Singapore and Finland have a lot in common. They are equal in size, both advanced in innovation and technology, and individually recognized worldwide for their education systems. However, there are also cultural differences between the two countries, which is why the Mayor of Helsinki Jan Vapaavuori sees great potential in becoming strategic partners: “We are similar enough and yet different enough. That is a good combination,” the mayor told ScandAsia in Singapore, pointing out that it makes a good basis for learning from each other and hence working together.

The goal with coming to Singapore for the anniversary of Finland’s 100 years of independence was to strengthen business and economic collaboration between the two countries.

“We are living in a world, where digitalization is changing the world more rapidly than any one of us can understand today. Therefore, we need strong partnerships in order to make success stories. So it is also a question of innovating future solutions – maybe for the whole world and trying to do it together.”

Though technology is advanced nowadays, coming to Singapore and giving people and companies a chance to meet and listen to each other’s presentations is what creates results.

“This is still a world of people. Even though technology is solving a bigger and bigger part of our challenges, there are still people behind them,” Vapaavuori said, pointing out that when people get to know each other the chances of cooperation will increase.

Similar countries – similar challenges
Similar countries like Singapore and Finland are also facing comparable challenges. According to the mayor, the biggest challenge is now to keep moving forward after reaching the top, having climbed up the latter the previous 50 years: “It is easier to start from a lower point and reach the higher level, where someone has already been. You can do much by copying what other countries have already done, but if you want to be among the leading countries also in the future, the same concept is not valid anymore. Now we have to create something that no one has ever done before, lead the other countries, and not just be clever followers.”

Therefore, Jan Vapaavuori thinks that now there is a higher need for being more creative and brave, which is done best through collaboration.

Another challenge is the matter of digitalization, which not only concerns Singapore and Finland, but the whole world. It will change everything more or less and quite rapidly. It does not only come down to technical solutions, but also the way we are thinking. We only know this speaking generally, but not what it will mean practically, according to the mayor. Additionally, the complications of digitalization increase the risk that some groups will not be able to adapt, for instance the elderly.

“It is not enough to create clever solutions; you also need to create solutions that are easy to use and easy to understand.” Furthermore, the need to rethink jobs is a challenge due to the efficiency of digitalization.

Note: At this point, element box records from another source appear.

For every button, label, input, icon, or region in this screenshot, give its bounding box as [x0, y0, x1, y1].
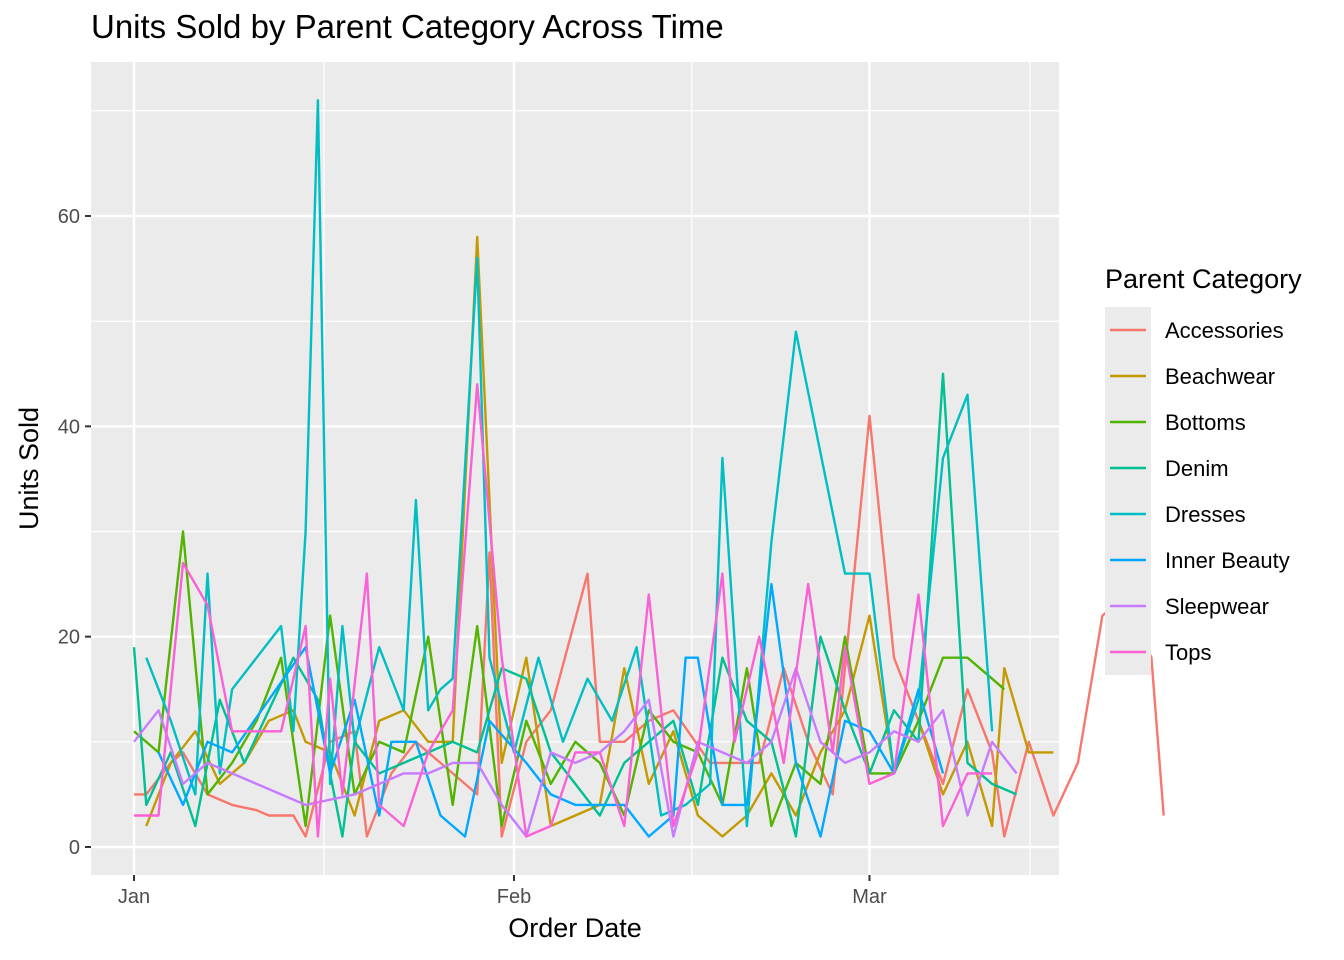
x-tick-label: Jan [118, 886, 150, 908]
y-axis-title: Units Sold [14, 407, 44, 530]
legend-label-accessories: Accessories [1165, 318, 1284, 343]
y-tick-label: 0 [69, 837, 80, 859]
chart-title: Units Sold by Parent Category Across Tim… [91, 8, 724, 45]
y-tick-label: 40 [58, 416, 80, 438]
x-tick-label: Mar [852, 886, 887, 908]
legend-label-dresses: Dresses [1165, 502, 1246, 527]
x-tick-label: Feb [497, 886, 531, 908]
legend-label-tops: Tops [1165, 640, 1211, 665]
series-line-tops [134, 383, 993, 838]
legend-label-sleepwear: Sleepwear [1165, 594, 1269, 619]
legend-label-inner-beauty: Inner Beauty [1165, 548, 1290, 573]
legend-label-beachwear: Beachwear [1165, 364, 1275, 389]
legend-label-denim: Denim [1165, 456, 1229, 481]
series-line-inner-beauty [157, 582, 945, 838]
y-tick-label: 60 [58, 206, 80, 228]
major-grid [91, 62, 1059, 875]
series-lines [132, 99, 1165, 838]
x-axis-title: Order Date [508, 913, 642, 943]
legend-label-bottoms: Bottoms [1165, 410, 1246, 435]
series-line-sleepwear [133, 667, 1018, 838]
y-tick-label: 20 [58, 627, 80, 649]
axes: 0 20 40 60 Jan Feb Mar [58, 206, 887, 908]
legend: Parent Category Accessories Beachwear Bott… [1105, 264, 1302, 675]
legend-title: Parent Category [1105, 264, 1302, 294]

Finally, climate change is a worldwide challenge: “Who are going to really invent the solutions that are most effective in the fight of climate change?” the mayor asked “That’s a question for the whole population.”

Smooth changes rather than revolutions
To move forward and meet challenges, it is often smartest to give the two best pupils a chance to talk together, according to Vapaavuori. Singapore and Finland are the leading countries when it comes to education, yet the systems are quite different. The Singaporean is more efficient, whereas the Finnish gives more room for creativity. This is an area where the mayor sees great opportunity in learning from one another. However, education systems are very much cultural-based, and so the amount of changes that should be made altogether is probably limited: “The point is to take elements from another culture and smooth it into your own system. Drastic changes would not work.”

When asked what effects the increase in collaboration with Singapore will have on the Finnish culture and people, the mayor was very blunt: “I don’t know,” he stated, “but that is why you really need to be clever and understand that with issues like these you should not aim to revolutionize changes but to smooth changes.”

Furthermore, it is not possible for one country to teach another country how to incorporate the changes into their educational system; it is only possible to give inputs and ideas, and then it’s up to the individual country to look at which elements could lift up their system and in what way, he explained. “And that kind of cooperation is much easier when you are of similar size and advancement.”